Soluções ingênuas, supostamente mais humanas e respeitadoras dos direitos individuais, como rastrear potenciais portadores para futura comunicação são perigosas. Não sabemos, por exemplo, se pacientes assintomáticos são capazes de transmitir o vírus. Se forem, será tarde demais quando forem contactados. Cada um deles já terá infectados várias outras pessoas. A solução mais humana e mais respeitadora dos direitos coletivos é fazer o que recomendam os especialistas em saúde pública.

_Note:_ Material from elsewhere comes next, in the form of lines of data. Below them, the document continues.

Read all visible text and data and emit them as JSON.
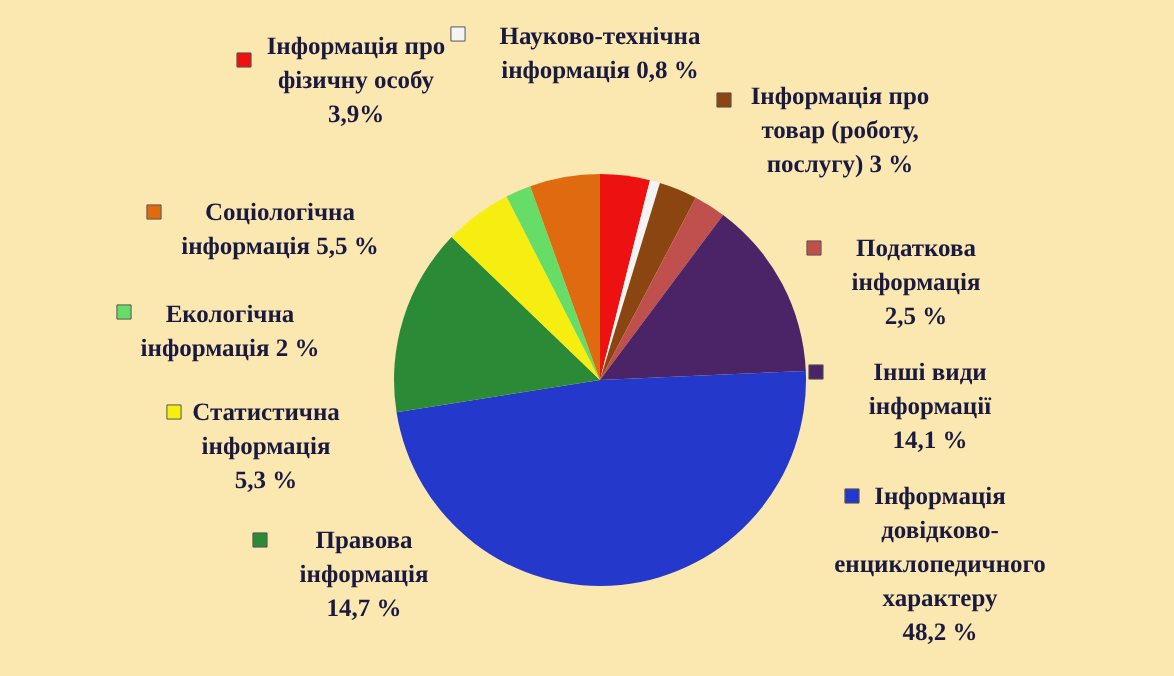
{
  "chart_data": {
    "type": "pie",
    "categories": [
      "Інформація про фізичну особу",
      "Науково-технічна інформація",
      "Інформація про товар (роботу, послугу)",
      "Податкова інформація",
      "Інші види інформації",
      "Інформація довідково-енциклопедичного характеру",
      "Правова інформація",
      "Статистична інформація",
      "Екологічна інформація",
      "Соціологічна інформація"
    ],
    "values": [
      3.9,
      0.8,
      3,
      2.5,
      14.1,
      48.2,
      14.7,
      5.3,
      2,
      5.5
    ],
    "value_labels": [
      "3,9%",
      "0,8 %",
      "3 %",
      "2,5 %",
      "14,1 %",
      "48,2 %",
      "14,7 %",
      "5,3 %",
      "2 %",
      "5,5 %"
    ],
    "colors": [
      "#ee1111",
      "#f4f4f4",
      "#8a4510",
      "#c0504d",
      "#4a2466",
      "#2438cc",
      "#2a8a36",
      "#f5ee10",
      "#66dd66",
      "#e06a10"
    ],
    "legend": "top left"
  }
}
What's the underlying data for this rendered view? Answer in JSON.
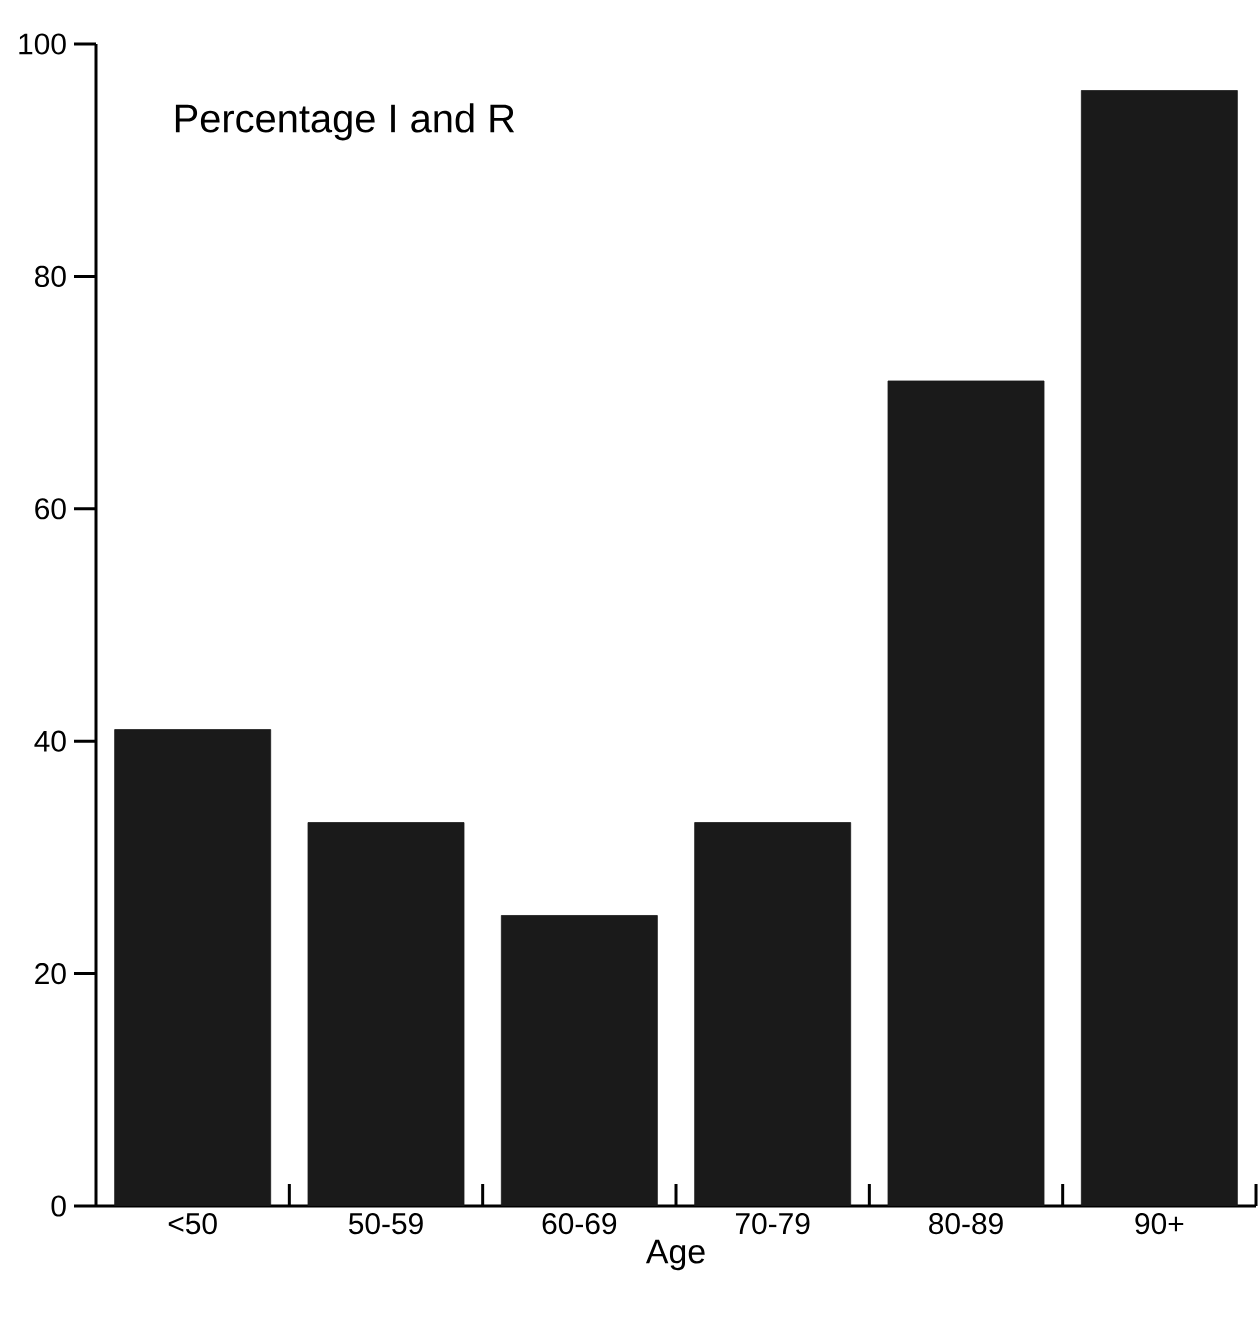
{
  "chart_data": {
    "type": "bar",
    "title": "Percentage I and R",
    "xlabel": "Age",
    "categories": [
      "<50",
      "50-59",
      "60-69",
      "70-79",
      "80-89",
      "90+"
    ],
    "values": [
      41,
      33,
      25,
      33,
      71,
      96
    ],
    "color": "#1a1a1a",
    "ylim": [
      0,
      100
    ],
    "yticks": [
      0,
      20,
      40,
      60,
      80,
      100
    ],
    "grid": false
  }
}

Afirmações sobre o coronavírus como temos visto na mídia social, de que há uma paranoia em torno do assunto, de que o pânico é exagerado, são inconsequentes. Frequentemente recorrem à falácia conhecida como argumentum ad ignorantiam (argumento da ignorância) que consiste em dizer “eu não conheço alguém que tenha sido infectado por coronavírus, logo ele não é perigoso”. No começo dos anos oitenta você também não conhecia ninguém que tivesse sido infectado pelo HIV ou morrido de AIDS. Hoje você conhece. Foram 125 mil infectados e 15 mil mortos. Poderia ter sido pior se não fosse pelo programa brasileiro de combate à AIDS, que foi modelo no mundo. O “pânico” propagado na época fez com que muita gente evitasse comportamentos de risco, o que certamente diminuiu a transmissão da doença.

Ideologia

Pior ainda quando os palpites são motivados ideologicamente, alegando que se trata de uma conspiração racista contra os asiáticos, a favor de interesses escusos dos americanos. Ou de ações discriminatórias contra os chineses, justo eles, que foram os primeiros a detectar o perigo. Ou de atitudes malévolas da indústria farmacêutica, ignorando o detalhe não-insignificante de não existir medicamento eficaz contra a doença. Apesar de afrontar a lógica, esse tipo de pensamento encontra ressonância — surpresa! — em uma certa ala da esquerda. Em situações que envolvem a saúde pública, esse pensamento é perigoso. Epidemias e pandemias não têm preferências políticas. A realidade dos vírus e das infecções não é aberta a interpretações ideológicas. A ameaça é real e só intervenções reais, baseadas no conhecimento científico, podem diminuir o risco que todos corremos. As medidas de restrição da mobilidade de populações afetadas e a automonitoramento pelas próprias comunidades em risco são essenciais. Outras medidas básicas ajudam, mas não são suficientes. Não é fácil ser cauteloso a respeito de um perigo que nem imaginávamos existir, mas é preciso.

[1] Norman, J; Bar-Yam, Y. and Taleb, N. Systemic risk of pandemic via novel pathogens – Coronavirus: A note. New England Complex Systems Institute, January 26, 2020.